AgentRunner<P> is the core type that implements the agent loop. It is generic over a provider P: LlmProvider.

use std::sync::Arc;
use heartbit::{
AnthropicProvider, BoxedProvider, RetryingProvider,
AgentRunner,
};
let provider = Arc::new(BoxedProvider::new(
RetryingProvider::with_defaults(
AnthropicProvider::new(api_key, "claude-sonnet-4-20250514")
)
));
let mut agent = AgentRunner::builder(provider)
.system_prompt("You are a helpful assistant.")
.on_text(Arc::new(|text| print!("{text}")))
.build()?;
let output = agent.execute("Analyze the Rust ecosystem").await?;
println!("\nTokens: {} in / {} out",
output.tokens_used.input_tokens,
output.tokens_used.output_tokens);

AgentRunner::builder(provider) returns an AgentRunnerBuilder with these options:

MethodDescription
.system_prompt(s)Set the system prompt
.tools(vec)Register Vec<Arc<dyn Tool>>
.max_turns(n)Maximum turns before stopping (default: 10)
.max_tokens(n)Max tokens per LLM response
.max_total_tokens(n)Total token budget across all turns
.guardrails(vec)Attach guardrails to the loop
.memory(m)Enable memory system
.context_strategy(s)Set context management strategy
.on_text(cb)Streaming text callback
.on_event(cb)Structured event callback
.on_approval(cb)Human-in-the-loop approval callback
.on_input(cb)Multi-turn input callback (for chat mode)
.structured_schema(s)Force structured JSON output

Every execute() call returns an AgentOutput:

pub struct AgentOutput {
pub result: String, // Final text response
pub tool_calls_made: usize, // Total tool invocations
pub tokens_used: TokenUsage, // Input/output/cache token counts
pub structured: Option<Value>, // Structured output (if schema set)
pub estimated_cost_usd: Option<f64>, // Estimated USD cost (known models)
}

The loop ends when the LLM returns StopReason::EndTurn (natural completion), StopReason::MaxTokens (token limit), or when max_turns is exceeded (returns Error::MaxTurnsExceeded).

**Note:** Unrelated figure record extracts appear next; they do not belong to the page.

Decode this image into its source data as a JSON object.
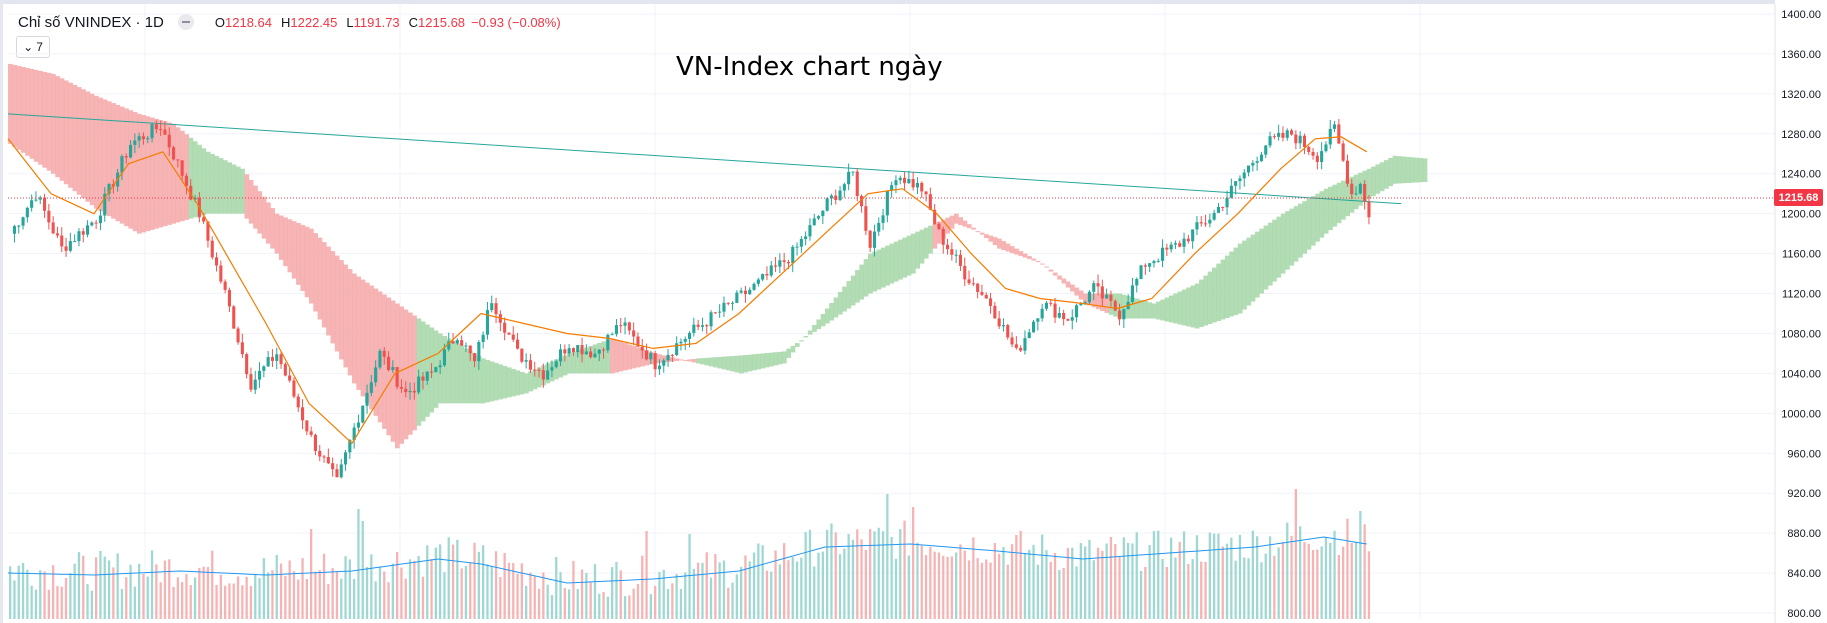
{
  "header": {
    "symbol_title": "Chỉ số VNINDEX · 1D",
    "open_label": "O",
    "open_value": "1218.64",
    "high_label": "H",
    "high_value": "1222.45",
    "low_label": "L",
    "low_value": "1191.73",
    "close_label": "C",
    "close_value": "1215.68",
    "change": "−0.93 (−0.08%)",
    "indicator_count": "7"
  },
  "colors": {
    "up": "#26a69a",
    "down": "#ef5350",
    "kumo_bull": "#a5d6a7",
    "kumo_bear": "#f4a7a7",
    "ma": "#f57c00",
    "trendline": "#26a69a",
    "volume_ma": "#2196f3"
  },
  "chart_data": {
    "type": "candlestick",
    "title": "VN-Index chart ngày",
    "ylim": [
      795,
      1410
    ],
    "y_ticks": [
      "1400.00",
      "1360.00",
      "1320.00",
      "1280.00",
      "1240.00",
      "1200.00",
      "1160.00",
      "1120.00",
      "1080.00",
      "1040.00",
      "1000.00",
      "960.00",
      "920.00",
      "880.00",
      "840.00",
      "800.00"
    ],
    "last_price": "1215.68",
    "num_bars": 258,
    "price_path": [
      [
        0,
        1180
      ],
      [
        6,
        1220
      ],
      [
        12,
        1165
      ],
      [
        20,
        1195
      ],
      [
        28,
        1270
      ],
      [
        35,
        1288
      ],
      [
        40,
        1240
      ],
      [
        44,
        1200
      ],
      [
        50,
        1120
      ],
      [
        56,
        1030
      ],
      [
        62,
        1060
      ],
      [
        70,
        975
      ],
      [
        76,
        930
      ],
      [
        80,
        985
      ],
      [
        86,
        1060
      ],
      [
        92,
        1020
      ],
      [
        98,
        1040
      ],
      [
        104,
        1080
      ],
      [
        108,
        1050
      ],
      [
        112,
        1115
      ],
      [
        118,
        1060
      ],
      [
        124,
        1040
      ],
      [
        130,
        1070
      ],
      [
        136,
        1060
      ],
      [
        142,
        1090
      ],
      [
        150,
        1050
      ],
      [
        158,
        1080
      ],
      [
        166,
        1105
      ],
      [
        174,
        1130
      ],
      [
        182,
        1160
      ],
      [
        190,
        1210
      ],
      [
        196,
        1240
      ],
      [
        200,
        1170
      ],
      [
        206,
        1240
      ],
      [
        212,
        1225
      ],
      [
        216,
        1180
      ],
      [
        222,
        1140
      ],
      [
        228,
        1110
      ],
      [
        234,
        1060
      ],
      [
        240,
        1110
      ],
      [
        246,
        1095
      ],
      [
        252,
        1125
      ],
      [
        258,
        1100
      ],
      [
        264,
        1150
      ],
      [
        272,
        1170
      ],
      [
        280,
        1200
      ],
      [
        286,
        1235
      ],
      [
        292,
        1270
      ],
      [
        298,
        1280
      ],
      [
        304,
        1258
      ],
      [
        308,
        1285
      ],
      [
        312,
        1220
      ],
      [
        314,
        1230
      ],
      [
        316,
        1200
      ]
    ],
    "ma_path": [
      [
        0,
        1275
      ],
      [
        10,
        1220
      ],
      [
        20,
        1200
      ],
      [
        28,
        1250
      ],
      [
        36,
        1262
      ],
      [
        44,
        1210
      ],
      [
        52,
        1150
      ],
      [
        60,
        1090
      ],
      [
        70,
        1010
      ],
      [
        80,
        970
      ],
      [
        90,
        1040
      ],
      [
        100,
        1060
      ],
      [
        110,
        1100
      ],
      [
        120,
        1090
      ],
      [
        130,
        1080
      ],
      [
        140,
        1075
      ],
      [
        150,
        1065
      ],
      [
        160,
        1070
      ],
      [
        170,
        1100
      ],
      [
        180,
        1140
      ],
      [
        190,
        1180
      ],
      [
        200,
        1220
      ],
      [
        208,
        1225
      ],
      [
        216,
        1200
      ],
      [
        224,
        1160
      ],
      [
        232,
        1125
      ],
      [
        240,
        1115
      ],
      [
        250,
        1110
      ],
      [
        258,
        1105
      ],
      [
        266,
        1115
      ],
      [
        276,
        1160
      ],
      [
        286,
        1200
      ],
      [
        296,
        1245
      ],
      [
        304,
        1275
      ],
      [
        310,
        1277
      ],
      [
        316,
        1262
      ]
    ],
    "trendline": [
      [
        0,
        1300
      ],
      [
        324,
        1210
      ]
    ],
    "kumo": {
      "upper": [
        [
          0,
          1350
        ],
        [
          10,
          1340
        ],
        [
          20,
          1318
        ],
        [
          30,
          1300
        ],
        [
          38,
          1290
        ],
        [
          46,
          1262
        ],
        [
          54,
          1245
        ],
        [
          62,
          1200
        ],
        [
          70,
          1185
        ],
        [
          80,
          1140
        ],
        [
          90,
          1110
        ],
        [
          100,
          1080
        ],
        [
          110,
          1055
        ],
        [
          120,
          1040
        ],
        [
          130,
          1060
        ],
        [
          140,
          1075
        ],
        [
          150,
          1060
        ],
        [
          160,
          1050
        ],
        [
          170,
          1040
        ],
        [
          180,
          1050
        ],
        [
          190,
          1105
        ],
        [
          200,
          1160
        ],
        [
          210,
          1180
        ],
        [
          220,
          1200
        ],
        [
          230,
          1165
        ],
        [
          240,
          1150
        ],
        [
          250,
          1120
        ],
        [
          258,
          1120
        ],
        [
          266,
          1110
        ],
        [
          276,
          1130
        ],
        [
          286,
          1170
        ],
        [
          296,
          1200
        ],
        [
          306,
          1225
        ],
        [
          316,
          1245
        ],
        [
          322,
          1258
        ],
        [
          330,
          1255
        ]
      ],
      "lower": [
        [
          0,
          1270
        ],
        [
          10,
          1240
        ],
        [
          20,
          1205
        ],
        [
          30,
          1180
        ],
        [
          38,
          1190
        ],
        [
          46,
          1200
        ],
        [
          54,
          1200
        ],
        [
          62,
          1160
        ],
        [
          70,
          1110
        ],
        [
          80,
          1030
        ],
        [
          90,
          965
        ],
        [
          100,
          1010
        ],
        [
          110,
          1010
        ],
        [
          120,
          1020
        ],
        [
          130,
          1040
        ],
        [
          140,
          1040
        ],
        [
          150,
          1050
        ],
        [
          160,
          1055
        ],
        [
          170,
          1058
        ],
        [
          180,
          1062
        ],
        [
          190,
          1090
        ],
        [
          200,
          1120
        ],
        [
          210,
          1140
        ],
        [
          220,
          1190
        ],
        [
          230,
          1175
        ],
        [
          240,
          1150
        ],
        [
          250,
          1110
        ],
        [
          258,
          1095
        ],
        [
          266,
          1095
        ],
        [
          276,
          1085
        ],
        [
          286,
          1100
        ],
        [
          296,
          1140
        ],
        [
          306,
          1180
        ],
        [
          316,
          1215
        ],
        [
          322,
          1230
        ],
        [
          330,
          1232
        ]
      ],
      "bull_ranges": [
        [
          42,
          55
        ],
        [
          95,
          140
        ],
        [
          160,
          215
        ],
        [
          256,
          330
        ]
      ]
    },
    "volume": {
      "baseline": 619,
      "ma_path": [
        [
          0,
          46
        ],
        [
          20,
          44
        ],
        [
          40,
          48
        ],
        [
          60,
          44
        ],
        [
          80,
          48
        ],
        [
          100,
          60
        ],
        [
          110,
          55
        ],
        [
          130,
          36
        ],
        [
          150,
          40
        ],
        [
          170,
          48
        ],
        [
          190,
          72
        ],
        [
          210,
          75
        ],
        [
          230,
          68
        ],
        [
          250,
          60
        ],
        [
          270,
          66
        ],
        [
          290,
          72
        ],
        [
          306,
          82
        ],
        [
          316,
          75
        ]
      ],
      "spikes": [
        [
          70,
          90
        ],
        [
          81,
          110
        ],
        [
          82,
          98
        ],
        [
          148,
          88
        ],
        [
          158,
          85
        ],
        [
          204,
          125
        ],
        [
          210,
          112
        ],
        [
          299,
          130
        ],
        [
          314,
          108
        ]
      ]
    }
  }
}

TokenUsage accumulates across all turns in a run:

pub struct TokenUsage {
pub input_tokens: u32,
pub output_tokens: u32,
pub cache_creation_input_tokens: u32,
pub cache_read_input_tokens: u32,
pub reasoning_tokens: u32,
}

Cost estimation is available via estimate_cost(model, usage) which returns USD cost for known Claude models, accounting for cache read/write rates.

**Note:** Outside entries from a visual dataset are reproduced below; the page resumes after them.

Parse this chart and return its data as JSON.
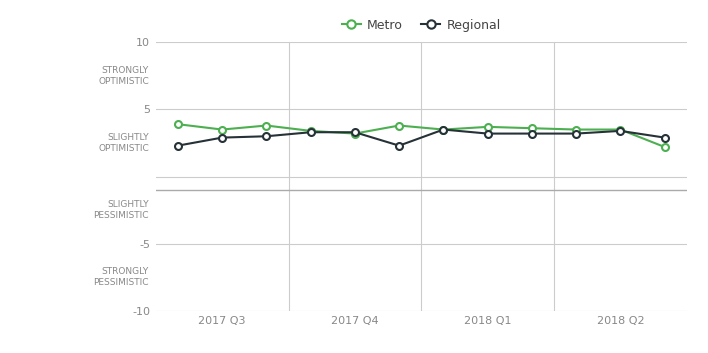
{
  "x_positions": [
    0,
    1,
    2,
    3,
    4,
    5,
    6,
    7,
    8,
    9,
    10,
    11
  ],
  "metro_values": [
    3.9,
    3.5,
    3.8,
    3.4,
    3.2,
    3.8,
    3.5,
    3.7,
    3.6,
    3.5,
    3.5,
    2.2
  ],
  "regional_values": [
    2.3,
    2.9,
    3.0,
    3.3,
    3.3,
    2.3,
    3.5,
    3.2,
    3.2,
    3.2,
    3.4,
    2.9
  ],
  "x_tick_positions": [
    1,
    4,
    7,
    10
  ],
  "x_tick_labels": [
    "2017 Q3",
    "2017 Q4",
    "2018 Q1",
    "2018 Q2"
  ],
  "vline_positions": [
    2.5,
    5.5,
    8.5
  ],
  "ylim": [
    -10,
    10
  ],
  "yticks": [
    -10,
    -5,
    0,
    5,
    10
  ],
  "ytick_labels": [
    "-10",
    "-5",
    "",
    "5",
    "10"
  ],
  "ylabel_annotations": [
    {
      "y": 7.5,
      "text": "STRONGLY\nOPTIMISTIC"
    },
    {
      "y": 2.5,
      "text": "SLIGHTLY\nOPTIMISTIC"
    },
    {
      "y": -2.5,
      "text": "SLIGHTLY\nPESSIMISTIC"
    },
    {
      "y": -7.5,
      "text": "STRONGLY\nPESSIMISTIC"
    }
  ],
  "hline_y": -1.0,
  "metro_color": "#4caf50",
  "regional_color": "#263238",
  "grid_color": "#cccccc",
  "bg_color": "#ffffff",
  "legend_metro": "Metro",
  "legend_regional": "Regional",
  "marker_size": 5,
  "linewidth": 1.5,
  "annotation_fontsize": 6.5,
  "tick_fontsize": 8,
  "legend_fontsize": 9
}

The on_text callback receives text deltas as they arrive from the LLM’s SSE stream. This provides real-time output without waiting for the full response:

let mut agent = AgentRunner::builder(provider)
.on_text(Arc::new(|text| print!("{text}")))
.build()?;

The on_event callback receives structured AgentEvent variants at key points in the loop:

  • RunStarted / RunCompleted / RunFailed — lifecycle boundaries
  • TurnStarted / LlmResponse — per-turn progress
  • ToolCallStarted / ToolCallCompleted — tool execution tracking
  • ApprovalRequested / ApprovalDecision — HITL interactions
  • ContextSummarized — context management actions
  • GuardrailDenied — guardrail interventions

Use --verbose in the CLI to emit events as JSON to stderr.